"Oh, sure it is," said the senator. "A man builds his whole life, his whole universe; on a set of principles, and he scraps them at the drop of a hat. Sure he does."
"He claims he will," MacHeath said. "Any scientist worth the paper his diploma is printed on is firmly convinced that he will change his axioms as soon as they're proven false. Of course, ninety-nine per cent of 'em can't and won't and don't. They refuse to look at anything that suggests changing axioms.
"Some scientists eagerly accept the axioms that they were taught in school and hang on to them all their lives, fighting change tooth and nail. Oh, they'll accept new ideas, all right—provided that they fit in with the structures based on the old axioms.
"Then there are the young iconoclasts who don't like the axioms as they stand, so they make up some new ones of their own—men like Newton, Einstein, Planck, and so on. Then, once the new axioms have been forced down the throats of their colleagues, the innovators become the Old Order; the iconoclasts become the ones who put the fences around the new images to safeguard them. And they're even more firmly wedded to their axioms than anyone else. This is their universe!
"Of course, these men proclaim to all the world that they are perfectly willing to change their axioms. And the better a scientist he is, the more he believes, in his heart-of-hearts, that he really would change. He really thinks, consciously, that he wants others to test his theories.
"But notice: A theory is only good if it explains all known phenomena in its field.
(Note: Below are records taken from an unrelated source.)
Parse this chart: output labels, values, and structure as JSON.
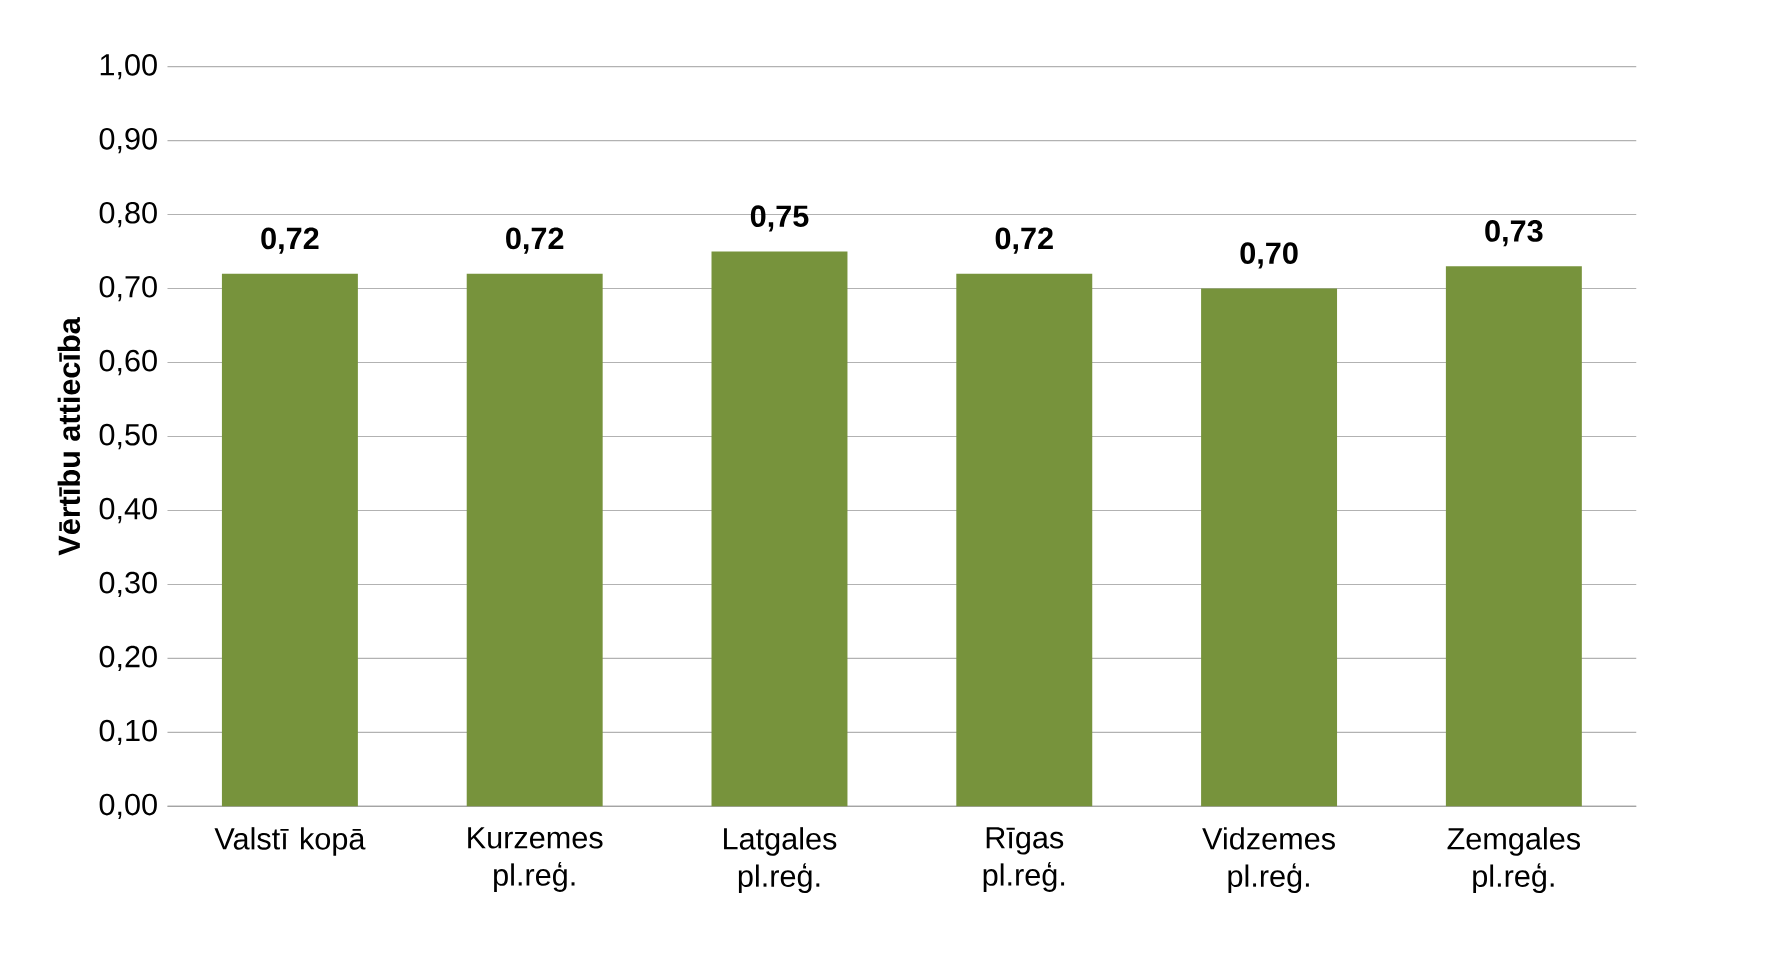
{
  "chart_data": {
    "type": "bar",
    "ylabel": "Vērtību attiecība",
    "categories": [
      "Valstī kopā",
      "Kurzemes pl.reģ.",
      "Latgales pl.reģ.",
      "Rīgas pl.reģ.",
      "Vidzemes pl.reģ.",
      "Zemgales pl.reģ."
    ],
    "values": [
      0.72,
      0.72,
      0.75,
      0.72,
      0.7,
      0.73
    ],
    "value_labels": [
      "0,72",
      "0,72",
      "0,75",
      "0,72",
      "0,70",
      "0,73"
    ],
    "color": "#77933c",
    "ylim": [
      0,
      1
    ],
    "yticks": [
      {
        "value": 0,
        "label": "0,00"
      },
      {
        "value": 0.1,
        "label": "0,10"
      },
      {
        "value": 0.2,
        "label": "0,20"
      },
      {
        "value": 0.3,
        "label": "0,30"
      },
      {
        "value": 0.4,
        "label": "0,40"
      },
      {
        "value": 0.5,
        "label": "0,50"
      },
      {
        "value": 0.6,
        "label": "0,60"
      },
      {
        "value": 0.7,
        "label": "0,70"
      },
      {
        "value": 0.8,
        "label": "0,80"
      },
      {
        "value": 0.9,
        "label": "0,90"
      },
      {
        "value": 1.0,
        "label": "1,00"
      }
    ],
    "grid": "y"
  }
}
If it does, then the only thing that can topple it is a new fact. The only thing that can threaten the complex structure formulated by a really creative, painstaking, mathematical physicist is experiment!"
Senator Gonzales' attentive silence was eloquent.
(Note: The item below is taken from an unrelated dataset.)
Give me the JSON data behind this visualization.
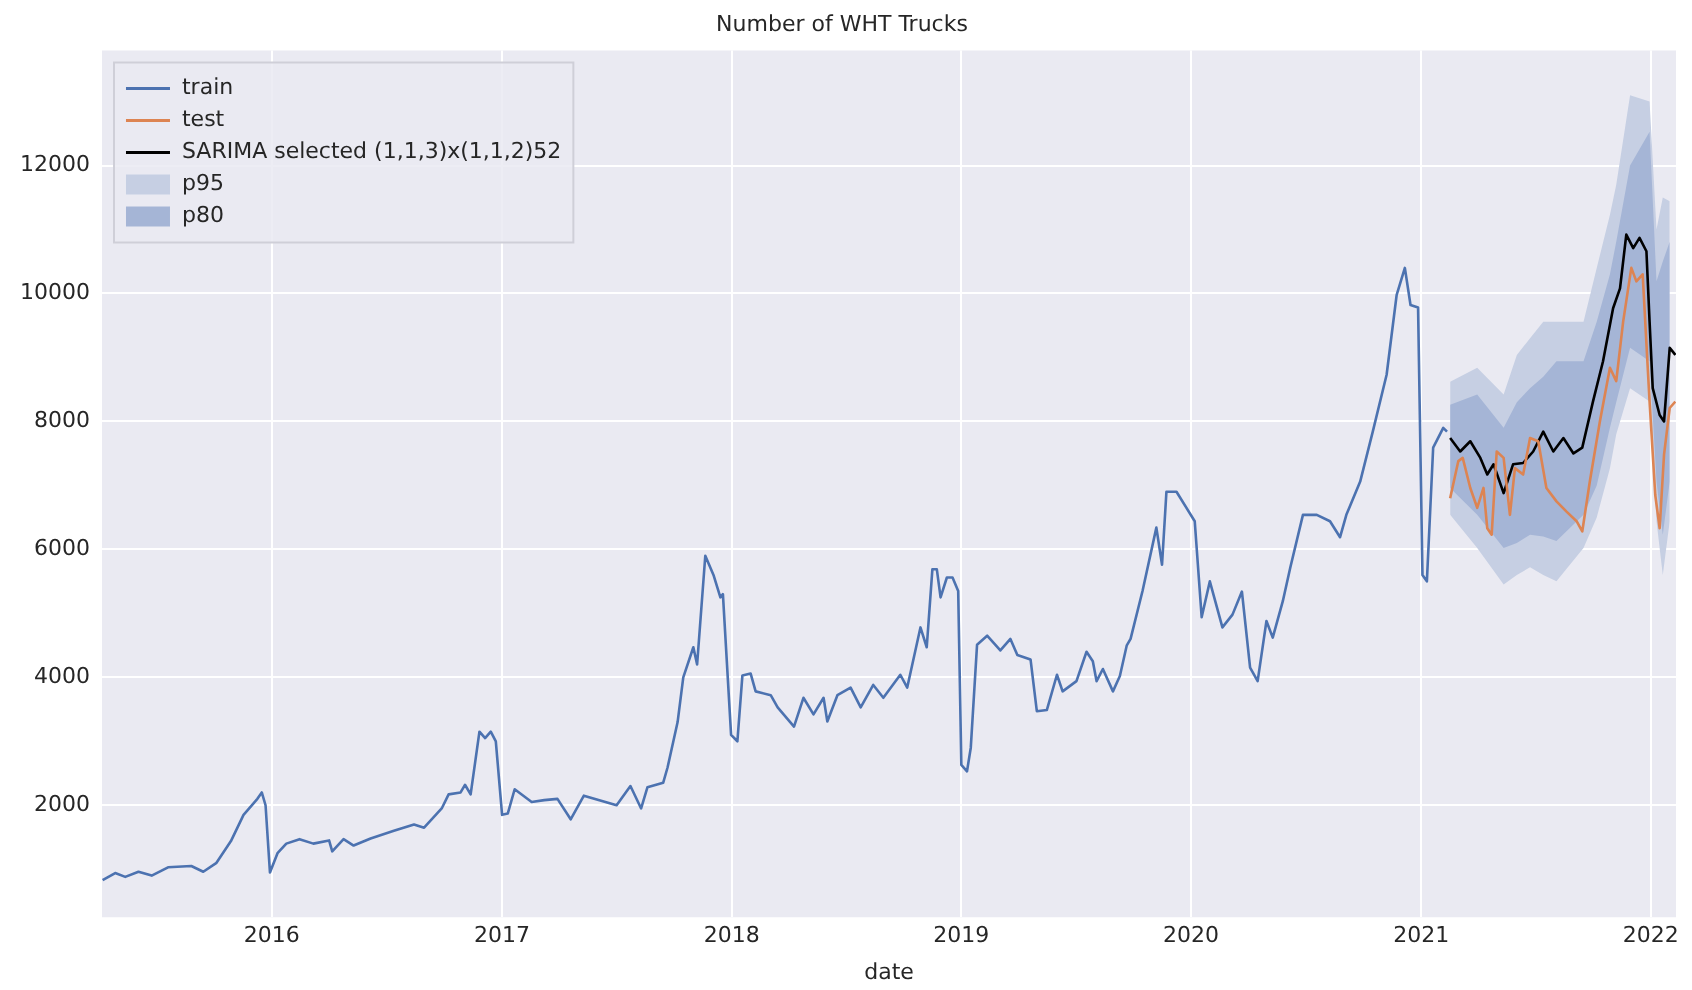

"Experiment!" MacHeath repeated. "That can wreck a theory quicker and more completely than all the learned arguments of a dozen men. And every theoretician is aware of that fact. Consciously, he gladly accepts the inevitable; but his subconscious mind will fight to keep those axioms.
"Even if it has to smash every experimental device around!
"After all, if nobody can experiment on your theory, it can't be proved wrong, can it?